The Robert Pringle House is a historic house in Charleston, South Carolina.

It can be definitely dated because its builder, Judge Robert Pringle, had his initials and 1774 inscribed in a stone used in the construction. The 3 1/2-story house is three bays wide and six bays deep. Unlike most Charleston single houses, 70 Tradd Street has two rooms on each of its first two floors that are not of the same size. Rather, the front room is three bays deep and is separated by a stair hall from a two-bay room to the rear. In August 1789, a deed was prepared which included a description of the house as being two floors--either a mistake or perhaps an indication that the third floor was a later enlargement. The piazzas and street front door reflect early 19th-century style. Despite those alterations to the house, the interior woodwork is still a high-style Georgian style. Indeed, the house has been described as one of the "better Georgian Colonial buildings still standing in Charleston."
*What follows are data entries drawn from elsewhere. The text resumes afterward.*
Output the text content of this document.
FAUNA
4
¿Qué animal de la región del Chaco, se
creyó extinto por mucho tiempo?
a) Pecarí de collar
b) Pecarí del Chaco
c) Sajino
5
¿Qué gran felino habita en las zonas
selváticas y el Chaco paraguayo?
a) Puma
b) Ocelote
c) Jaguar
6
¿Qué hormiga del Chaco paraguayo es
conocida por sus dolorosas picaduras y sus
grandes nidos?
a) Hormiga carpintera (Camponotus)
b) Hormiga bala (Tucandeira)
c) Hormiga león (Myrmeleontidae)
Following the death of Robert Pringle in 1776, the house was inherited by his son, John Julius Pringle. The younger Pringle was appointed to serve as the United States attorney for South Carolina by George Washington after the Revolutionary War in 1789. From 1792 to 1808, he served as the Attorney General for South Carolina. He declined President Thomas Jefferson's invitation to serve as the United States Attorney General in 1805.

The house remained in the Pringle family until 1886. The current owner's family has owned the house since 1909. A series of the dependencies behind the house were restored and received a Carolopolis Award for excellence in restoration from the Charleston Preservation Society in 2010.